Ahora que estoy en el proceso de mudarme de un Estado a otro el mundo que me rodea cambiará drásticamente. No sólo el paisaje o el clima sino los rostros serán diferentes. En este contexto la pregunta sobre la identidad del prójimo (¿Quién es mi prójimo?) cobra un significado nuevo; como siempre los evangelios a pesar de contener narraciones simples cuestiona toda mi vida; quita las seguridades adquiridas; me saca de la zona de confort como se dice ahora y me pide arriesgarme a iniciar nuevos caminos.

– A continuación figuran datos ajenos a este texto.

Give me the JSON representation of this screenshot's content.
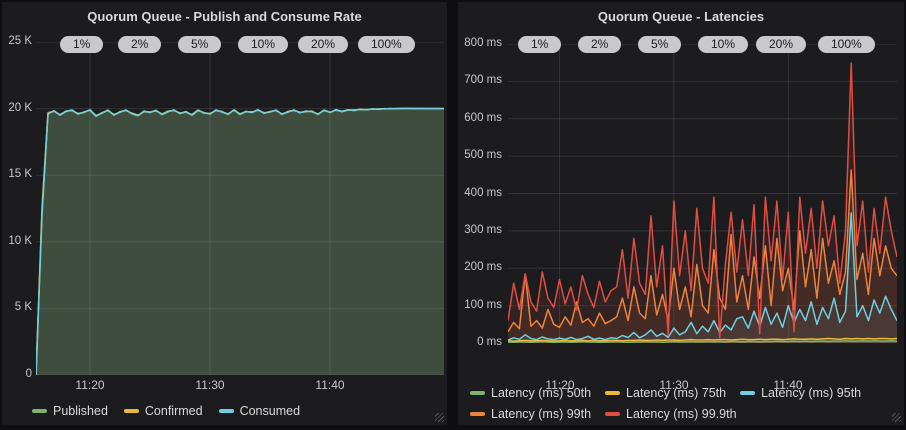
{
  "page": {
    "background": "#0f0f11",
    "panel_background": "#1c1c1f",
    "grid_color": "rgba(255,255,255,0.10)",
    "text_color": "#d8d9da",
    "axis_label_color": "#c7c8ca",
    "pill_background": "#c9c9cb"
  },
  "panels": [
    {
      "title": "Quorum Queue - Publish and Consume Rate",
      "pills": [
        "1%",
        "2%",
        "5%",
        "10%",
        "20%",
        "100%"
      ],
      "chart_data": {
        "type": "line",
        "title": "Quorum Queue - Publish and Consume Rate",
        "x_unit": "time of day, minutes after 11:15.5",
        "x_start": 0,
        "x_step": 0.5,
        "x_domain": [
          0,
          34
        ],
        "ylim": [
          0,
          25000
        ],
        "grid": true,
        "legend_position": "bottom",
        "y_ticks": [
          {
            "label": "25 K",
            "v": 25000
          },
          {
            "label": "20 K",
            "v": 20000
          },
          {
            "label": "15 K",
            "v": 15000
          },
          {
            "label": "10 K",
            "v": 10000
          },
          {
            "label": "5 K",
            "v": 5000
          },
          {
            "label": "0",
            "v": 0
          }
        ],
        "x_ticks": [
          {
            "label": "11:20",
            "t": 4.5
          },
          {
            "label": "11:30",
            "t": 14.5
          },
          {
            "label": "11:40",
            "t": 24.5
          }
        ],
        "series": [
          {
            "name": "Published",
            "color": "#7EB26D",
            "fill_opacity": 0.18,
            "values": [
              0,
              12600,
              19700,
              19800,
              19560,
              19820,
              19850,
              19640,
              19700,
              19920,
              19480,
              19650,
              19900,
              19500,
              19780,
              19850,
              19660,
              19520,
              19760,
              19750,
              19830,
              19600,
              19820,
              19840,
              19680,
              19720,
              19560,
              19900,
              19650,
              19640,
              19850,
              19790,
              19560,
              19920,
              19620,
              19750,
              19760,
              19870,
              19700,
              19730,
              19900,
              19560,
              19800,
              19850,
              19730,
              19770,
              19820,
              19560,
              19900,
              19700,
              19930,
              19760,
              19880,
              19900,
              19920,
              19940,
              19950,
              19980,
              19970,
              20010,
              19990,
              20020,
              20000,
              20015,
              20000,
              20010,
              20000,
              20008,
              20000
            ]
          },
          {
            "name": "Confirmed",
            "color": "#EAB839",
            "fill_opacity": 0.07,
            "values": [
              0,
              12300,
              19650,
              19820,
              19530,
              19800,
              19870,
              19610,
              19730,
              19900,
              19450,
              19680,
              19870,
              19530,
              19750,
              19880,
              19630,
              19490,
              19790,
              19720,
              19850,
              19570,
              19790,
              19870,
              19650,
              19750,
              19530,
              19880,
              19680,
              19610,
              19870,
              19760,
              19580,
              19900,
              19590,
              19780,
              19730,
              19900,
              19670,
              19760,
              19880,
              19580,
              19770,
              19880,
              19710,
              19800,
              19790,
              19580,
              19880,
              19720,
              19900,
              19780,
              19900,
              19880,
              19940,
              19920,
              19960,
              19960,
              19990,
              20000,
              20000,
              20010,
              20010,
              20005,
              20005,
              20005,
              20002,
              20004,
              20000
            ]
          },
          {
            "name": "Consumed",
            "color": "#6ED0E0",
            "fill_opacity": 0.1,
            "values": [
              0,
              12000,
              19600,
              19850,
              19500,
              19780,
              19900,
              19580,
              19750,
              19880,
              19420,
              19700,
              19850,
              19560,
              19720,
              19900,
              19600,
              19460,
              19820,
              19700,
              19880,
              19540,
              19760,
              19900,
              19620,
              19780,
              19500,
              19860,
              19700,
              19580,
              19900,
              19740,
              19600,
              19880,
              19560,
              19800,
              19700,
              19920,
              19640,
              19780,
              19860,
              19600,
              19740,
              19900,
              19680,
              19820,
              19760,
              19600,
              19860,
              19740,
              19880,
              19800,
              19920,
              19850,
              19960,
              19900,
              19980,
              19940,
              20000,
              19980,
              20010,
              20000,
              20020,
              20000,
              20010,
              20000,
              20005,
              20000,
              20000
            ]
          }
        ]
      }
    },
    {
      "title": "Quorum Queue - Latencies",
      "pills": [
        "1%",
        "2%",
        "5%",
        "10%",
        "20%",
        "100%"
      ],
      "chart_data": {
        "type": "line",
        "title": "Quorum Queue - Latencies",
        "x_unit": "time of day, minutes after 11:15.5",
        "x_start": 0,
        "x_step": 0.5,
        "x_domain": [
          0,
          34
        ],
        "ylim": [
          0,
          800
        ],
        "grid": true,
        "legend_position": "bottom",
        "y_ticks": [
          {
            "label": "800 ms",
            "v": 800
          },
          {
            "label": "700 ms",
            "v": 700
          },
          {
            "label": "600 ms",
            "v": 600
          },
          {
            "label": "500 ms",
            "v": 500
          },
          {
            "label": "400 ms",
            "v": 400
          },
          {
            "label": "300 ms",
            "v": 300
          },
          {
            "label": "200 ms",
            "v": 200
          },
          {
            "label": "100 ms",
            "v": 100
          },
          {
            "label": "0 ms",
            "v": 0
          }
        ],
        "x_ticks": [
          {
            "label": "11:20",
            "t": 4.5
          },
          {
            "label": "11:30",
            "t": 14.5
          },
          {
            "label": "11:40",
            "t": 24.5
          }
        ],
        "series": [
          {
            "name": "Latency (ms) 50th",
            "color": "#7EB26D",
            "fill_opacity": 0.1,
            "values": [
              3,
              2,
              3,
              3,
              2,
              3,
              4,
              3,
              2,
              3,
              3,
              2,
              3,
              4,
              3,
              3,
              2,
              3,
              3,
              4,
              3,
              2,
              3,
              3,
              4,
              3,
              3,
              2,
              3,
              4,
              3,
              3,
              4,
              3,
              3,
              4,
              3,
              4,
              3,
              4,
              4,
              3,
              4,
              4,
              3,
              4,
              4,
              5,
              4,
              4,
              5,
              4,
              5,
              4,
              5,
              5,
              4,
              5,
              5,
              6,
              5,
              5,
              6,
              5,
              6,
              5,
              5,
              6,
              5
            ]
          },
          {
            "name": "Latency (ms) 75th",
            "color": "#EAB839",
            "fill_opacity": 0.1,
            "values": [
              6,
              5,
              6,
              7,
              6,
              6,
              7,
              6,
              5,
              6,
              7,
              6,
              6,
              7,
              6,
              7,
              6,
              6,
              7,
              7,
              6,
              7,
              7,
              8,
              7,
              7,
              8,
              7,
              8,
              8,
              7,
              8,
              9,
              8,
              8,
              9,
              8,
              9,
              9,
              8,
              9,
              10,
              9,
              9,
              10,
              9,
              10,
              10,
              9,
              10,
              11,
              10,
              10,
              11,
              10,
              11,
              12,
              11,
              10,
              12,
              11,
              12,
              11,
              12,
              11,
              12,
              12,
              11,
              12
            ]
          },
          {
            "name": "Latency (ms) 95th",
            "color": "#6ED0E0",
            "fill_opacity": 0.1,
            "values": [
              8,
              14,
              10,
              22,
              12,
              9,
              16,
              11,
              9,
              13,
              10,
              15,
              9,
              12,
              18,
              10,
              13,
              9,
              14,
              12,
              20,
              15,
              28,
              14,
              22,
              35,
              18,
              26,
              15,
              40,
              22,
              30,
              55,
              25,
              45,
              30,
              60,
              28,
              48,
              35,
              65,
              70,
              40,
              85,
              45,
              95,
              50,
              80,
              42,
              100,
              55,
              90,
              60,
              110,
              50,
              95,
              65,
              120,
              55,
              85,
              348,
              70,
              100,
              60,
              115,
              80,
              125,
              90,
              60
            ]
          },
          {
            "name": "Latency (ms) 99th",
            "color": "#EF843C",
            "fill_opacity": 0.1,
            "values": [
              30,
              55,
              38,
              185,
              45,
              60,
              40,
              90,
              50,
              42,
              70,
              48,
              110,
              55,
              65,
              45,
              80,
              52,
              60,
              70,
              120,
              60,
              150,
              80,
              65,
              180,
              75,
              130,
              60,
              200,
              90,
              150,
              70,
              210,
              100,
              80,
              250,
              120,
              90,
              290,
              110,
              180,
              90,
              230,
              120,
              260,
              100,
              280,
              140,
              200,
              90,
              300,
              150,
              250,
              120,
              280,
              160,
              220,
              130,
              190,
              463,
              170,
              240,
              130,
              280,
              180,
              260,
              200,
              180
            ]
          },
          {
            "name": "Latency (ms) 99.9th",
            "color": "#E24D42",
            "fill_opacity": 0.1,
            "values": [
              60,
              160,
              90,
              185,
              110,
              85,
              190,
              120,
              95,
              170,
              105,
              150,
              88,
              180,
              130,
              95,
              165,
              110,
              140,
              150,
              250,
              120,
              280,
              160,
              130,
              340,
              150,
              260,
              20,
              380,
              180,
              300,
              140,
              360,
              200,
              160,
              390,
              15,
              210,
              350,
              190,
              330,
              180,
              370,
              25,
              390,
              220,
              380,
              170,
              350,
              30,
              390,
              240,
              360,
              200,
              380,
              260,
              340,
              160,
              300,
              749,
              260,
              380,
              190,
              360,
              240,
              390,
              300,
              230
            ]
          }
        ]
      }
    }
  ]
}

El desafío de decidir a quién he de considerar prójimo en el evangelio de Lucas da pie a una parábola conocida: la del buen samaritano. Allí Jesús se atreve a poner en duda lo que todos damos por seguro: que una persona por ser “religiosa” es el ejemplo para seguir. Jesús deja de lado al Levita y al Sacerdote. Ellos están demasiado concentrados en cumplir con la Ley que indica que un sacerdote no puede contaminarse tocando a un muerto a no ser que sea un pariente cercano (Levíticos 21,1-2). La obsesión por la pureza les impedía chequear si el herido estaba muerto o vivo. En cambio el samaritano, un hereje desde el punto de vista judío-religioso, está en mejores condiciones para ver la realidad y en consecuencia hacer todo lo necesario para ayudar al moribundo.
La parábola es un llamado de atención para los que quieren ser discípulos de Jesús. Cuestiona nuestras opciones pastorales y misioneras. ¿Es realmente el bien del prójimo lo que guía nuestra forma de pensar y de actuar?